Senrii slapped him on the back. “All right, kid. Let’s get you Bonded. Presbyter, are we ready?”

“We are indeed, Maga.” An aging man— he had to be truly ancient, if while bonded to the Symbiont he still seemed old— wearing priestly robes pushed through the lush flora. “Well met, fellow traveler.” He bowed to Tvorh, then intoned, “Tvorh, Ortus Acerbia—”

“Don’t call me by my city. Ysur and Meghan are my parents’ names.”

“Very well. Tvorh, Ortus Ysur et Meghan, have you in proper solemnity contemplated the act of Bonding?”

“Sure.”

“And have you, by solemn contemplation, chosen to undergo the marriage of man and Symbiont?”

“Yeah.”

A humming, pitch perfect in its harmony, arose, echoing off the domed ceiling and suffusing the inner vegetation with deep, melodic warmth. “Then we,” Jeoffries said, as three like-garbed men pushed through the foliage and came to stand beside the Presbyter, never breaking their harmony, “shall be yours witnesses and your caretakers, until you awaken from that dream or from this one. Come, now, to the sacred chamber, and prepare yourself.”
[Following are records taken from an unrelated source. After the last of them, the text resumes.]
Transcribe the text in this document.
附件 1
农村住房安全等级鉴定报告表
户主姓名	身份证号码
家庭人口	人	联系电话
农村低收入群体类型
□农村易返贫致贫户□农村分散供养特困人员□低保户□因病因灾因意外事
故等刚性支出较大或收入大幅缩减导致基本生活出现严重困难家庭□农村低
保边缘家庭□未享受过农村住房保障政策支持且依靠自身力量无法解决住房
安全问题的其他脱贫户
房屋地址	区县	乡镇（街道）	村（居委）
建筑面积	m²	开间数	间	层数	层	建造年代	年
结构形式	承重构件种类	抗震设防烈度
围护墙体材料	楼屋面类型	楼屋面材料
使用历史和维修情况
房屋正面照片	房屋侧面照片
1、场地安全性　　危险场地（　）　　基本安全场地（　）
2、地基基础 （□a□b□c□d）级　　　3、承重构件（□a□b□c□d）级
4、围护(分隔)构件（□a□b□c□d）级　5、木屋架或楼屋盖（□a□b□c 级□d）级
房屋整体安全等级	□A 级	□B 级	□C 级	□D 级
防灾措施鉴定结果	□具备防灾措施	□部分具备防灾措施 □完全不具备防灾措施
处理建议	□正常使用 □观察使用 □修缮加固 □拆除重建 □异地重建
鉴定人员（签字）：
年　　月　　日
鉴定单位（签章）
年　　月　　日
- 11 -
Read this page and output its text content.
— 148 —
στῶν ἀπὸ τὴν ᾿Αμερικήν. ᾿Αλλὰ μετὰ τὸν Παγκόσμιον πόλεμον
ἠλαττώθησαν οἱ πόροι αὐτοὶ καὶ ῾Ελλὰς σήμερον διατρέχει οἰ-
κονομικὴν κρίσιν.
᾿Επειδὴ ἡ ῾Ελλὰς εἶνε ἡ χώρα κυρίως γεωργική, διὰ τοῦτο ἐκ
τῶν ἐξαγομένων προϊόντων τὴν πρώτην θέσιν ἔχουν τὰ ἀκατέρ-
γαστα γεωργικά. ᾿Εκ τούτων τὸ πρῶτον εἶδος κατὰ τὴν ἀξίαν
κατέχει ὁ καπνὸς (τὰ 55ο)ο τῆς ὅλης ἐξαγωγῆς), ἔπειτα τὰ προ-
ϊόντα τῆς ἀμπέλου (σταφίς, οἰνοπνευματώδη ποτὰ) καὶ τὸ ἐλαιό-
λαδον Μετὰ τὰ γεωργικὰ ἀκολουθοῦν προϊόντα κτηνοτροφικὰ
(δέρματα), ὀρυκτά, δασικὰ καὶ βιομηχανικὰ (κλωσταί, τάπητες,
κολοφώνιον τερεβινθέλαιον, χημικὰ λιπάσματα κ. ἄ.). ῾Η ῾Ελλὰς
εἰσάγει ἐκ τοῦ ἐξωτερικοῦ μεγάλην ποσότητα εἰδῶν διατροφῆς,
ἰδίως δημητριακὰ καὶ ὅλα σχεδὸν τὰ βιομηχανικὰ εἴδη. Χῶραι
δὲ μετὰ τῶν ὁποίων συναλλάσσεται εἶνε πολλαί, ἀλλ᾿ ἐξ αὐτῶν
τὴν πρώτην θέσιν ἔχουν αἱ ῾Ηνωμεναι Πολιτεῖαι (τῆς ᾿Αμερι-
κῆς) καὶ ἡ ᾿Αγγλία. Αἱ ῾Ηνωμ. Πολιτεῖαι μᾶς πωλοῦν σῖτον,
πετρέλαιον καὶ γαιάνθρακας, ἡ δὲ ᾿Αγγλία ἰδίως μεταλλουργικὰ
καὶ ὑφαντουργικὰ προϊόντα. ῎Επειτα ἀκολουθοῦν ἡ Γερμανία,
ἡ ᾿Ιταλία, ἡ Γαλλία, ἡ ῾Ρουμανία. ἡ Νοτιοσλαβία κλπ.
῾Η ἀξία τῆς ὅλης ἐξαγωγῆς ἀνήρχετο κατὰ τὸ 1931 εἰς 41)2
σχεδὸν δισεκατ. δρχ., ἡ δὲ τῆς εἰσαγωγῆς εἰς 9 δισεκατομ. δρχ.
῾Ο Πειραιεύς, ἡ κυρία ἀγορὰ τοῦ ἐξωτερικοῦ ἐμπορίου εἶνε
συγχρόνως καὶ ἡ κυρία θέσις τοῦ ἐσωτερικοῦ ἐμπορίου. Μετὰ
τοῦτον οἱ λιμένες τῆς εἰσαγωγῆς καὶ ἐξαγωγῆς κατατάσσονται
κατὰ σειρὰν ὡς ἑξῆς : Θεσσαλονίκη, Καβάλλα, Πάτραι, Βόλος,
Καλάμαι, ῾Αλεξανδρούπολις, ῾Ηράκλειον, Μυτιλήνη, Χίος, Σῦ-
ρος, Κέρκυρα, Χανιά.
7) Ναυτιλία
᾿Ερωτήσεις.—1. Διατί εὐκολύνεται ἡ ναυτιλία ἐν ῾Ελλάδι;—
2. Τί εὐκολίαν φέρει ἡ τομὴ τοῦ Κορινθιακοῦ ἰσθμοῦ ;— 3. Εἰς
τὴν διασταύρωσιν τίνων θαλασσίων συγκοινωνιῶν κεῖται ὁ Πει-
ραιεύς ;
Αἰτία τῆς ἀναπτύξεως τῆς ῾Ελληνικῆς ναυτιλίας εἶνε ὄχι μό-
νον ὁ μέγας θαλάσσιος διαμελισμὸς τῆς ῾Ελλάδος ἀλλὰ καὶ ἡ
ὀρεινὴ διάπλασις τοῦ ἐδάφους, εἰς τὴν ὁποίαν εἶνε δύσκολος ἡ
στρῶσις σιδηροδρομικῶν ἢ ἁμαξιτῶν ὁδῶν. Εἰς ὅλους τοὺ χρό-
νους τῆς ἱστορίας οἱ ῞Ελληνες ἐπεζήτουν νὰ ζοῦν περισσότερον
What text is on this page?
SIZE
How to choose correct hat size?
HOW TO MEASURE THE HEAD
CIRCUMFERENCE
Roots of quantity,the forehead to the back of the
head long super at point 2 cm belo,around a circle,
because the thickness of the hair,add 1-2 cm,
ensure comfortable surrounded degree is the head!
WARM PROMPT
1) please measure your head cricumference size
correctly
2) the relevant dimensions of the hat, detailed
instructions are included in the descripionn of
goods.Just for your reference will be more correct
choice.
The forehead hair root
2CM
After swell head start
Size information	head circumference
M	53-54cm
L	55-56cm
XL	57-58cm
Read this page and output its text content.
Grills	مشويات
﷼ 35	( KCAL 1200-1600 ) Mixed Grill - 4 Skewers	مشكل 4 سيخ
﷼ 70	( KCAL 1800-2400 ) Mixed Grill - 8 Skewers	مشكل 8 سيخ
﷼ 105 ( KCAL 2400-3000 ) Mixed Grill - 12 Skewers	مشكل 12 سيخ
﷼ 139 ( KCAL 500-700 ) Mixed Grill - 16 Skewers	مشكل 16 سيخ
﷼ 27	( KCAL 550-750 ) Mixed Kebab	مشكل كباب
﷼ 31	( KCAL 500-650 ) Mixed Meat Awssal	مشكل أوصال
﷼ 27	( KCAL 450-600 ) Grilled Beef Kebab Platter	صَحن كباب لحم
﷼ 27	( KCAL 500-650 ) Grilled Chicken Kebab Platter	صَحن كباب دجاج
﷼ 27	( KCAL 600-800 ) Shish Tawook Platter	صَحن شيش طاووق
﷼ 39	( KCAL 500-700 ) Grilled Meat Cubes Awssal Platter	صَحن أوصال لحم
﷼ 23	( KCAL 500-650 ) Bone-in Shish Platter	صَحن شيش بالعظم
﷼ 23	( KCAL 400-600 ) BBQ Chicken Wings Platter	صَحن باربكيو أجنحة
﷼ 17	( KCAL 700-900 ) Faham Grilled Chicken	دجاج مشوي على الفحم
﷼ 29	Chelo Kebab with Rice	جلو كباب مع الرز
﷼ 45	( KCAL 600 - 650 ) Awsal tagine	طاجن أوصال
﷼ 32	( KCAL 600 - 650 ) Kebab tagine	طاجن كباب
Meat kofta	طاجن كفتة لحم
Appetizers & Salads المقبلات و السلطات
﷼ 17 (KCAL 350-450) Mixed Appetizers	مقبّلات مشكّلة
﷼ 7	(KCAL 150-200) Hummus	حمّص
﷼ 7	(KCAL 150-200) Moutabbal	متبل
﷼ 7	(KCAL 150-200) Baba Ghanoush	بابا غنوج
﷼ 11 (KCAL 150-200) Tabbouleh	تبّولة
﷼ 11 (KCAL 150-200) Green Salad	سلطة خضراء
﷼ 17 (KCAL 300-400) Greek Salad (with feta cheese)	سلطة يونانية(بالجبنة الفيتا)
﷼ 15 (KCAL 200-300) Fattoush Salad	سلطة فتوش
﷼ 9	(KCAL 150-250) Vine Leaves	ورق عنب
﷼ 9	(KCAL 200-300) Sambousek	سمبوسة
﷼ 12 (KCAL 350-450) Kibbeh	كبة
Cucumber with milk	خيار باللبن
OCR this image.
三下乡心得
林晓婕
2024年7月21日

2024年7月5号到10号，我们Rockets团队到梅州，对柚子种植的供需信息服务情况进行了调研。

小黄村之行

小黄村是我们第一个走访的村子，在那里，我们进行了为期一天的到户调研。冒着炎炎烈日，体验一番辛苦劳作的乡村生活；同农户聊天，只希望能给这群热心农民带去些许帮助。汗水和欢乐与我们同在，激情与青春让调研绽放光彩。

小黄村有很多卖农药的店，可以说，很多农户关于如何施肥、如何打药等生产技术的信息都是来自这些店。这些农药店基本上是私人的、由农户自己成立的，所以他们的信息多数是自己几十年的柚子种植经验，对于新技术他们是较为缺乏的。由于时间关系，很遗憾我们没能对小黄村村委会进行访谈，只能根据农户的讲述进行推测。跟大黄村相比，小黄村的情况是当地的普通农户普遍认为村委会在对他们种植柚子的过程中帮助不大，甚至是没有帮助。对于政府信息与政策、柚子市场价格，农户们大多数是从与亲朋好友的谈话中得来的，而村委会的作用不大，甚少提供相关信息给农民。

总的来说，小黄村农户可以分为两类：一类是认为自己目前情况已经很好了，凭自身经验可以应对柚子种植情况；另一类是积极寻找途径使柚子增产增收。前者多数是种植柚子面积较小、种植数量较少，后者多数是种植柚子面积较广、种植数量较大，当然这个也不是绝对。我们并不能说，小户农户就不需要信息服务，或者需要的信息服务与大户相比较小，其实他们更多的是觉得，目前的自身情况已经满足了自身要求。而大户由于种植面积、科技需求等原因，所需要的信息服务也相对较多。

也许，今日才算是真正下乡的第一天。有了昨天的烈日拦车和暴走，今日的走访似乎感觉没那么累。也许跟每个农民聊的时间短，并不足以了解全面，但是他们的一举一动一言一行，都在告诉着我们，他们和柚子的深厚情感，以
The four priests surrounded Tvorh so that he had no choice but walk in the path they forced. At the edge of the wall, they separated. In the mossy ground beneath him, a maw awaited, a gigantic Venus flytrap sized to consume prey even larger than he was.

“Here, O traveler, take your leave of us, until you awake from the dream.”

Tvorh stepped down into the maw.

“Good journeys, O traveler, and when we next see you, may you have taken the next step to Apotheosis.”

“Hear our prayer, lord of the body,” intoned the acolytes.

The chrysalis closed over Tvorh, wrapping him so tightly that he could not move. Motion tickled the back of his neck.

Face adversity without fear, Father had said.

This was for him.

Fangs plunged in, and something entered Tvorh.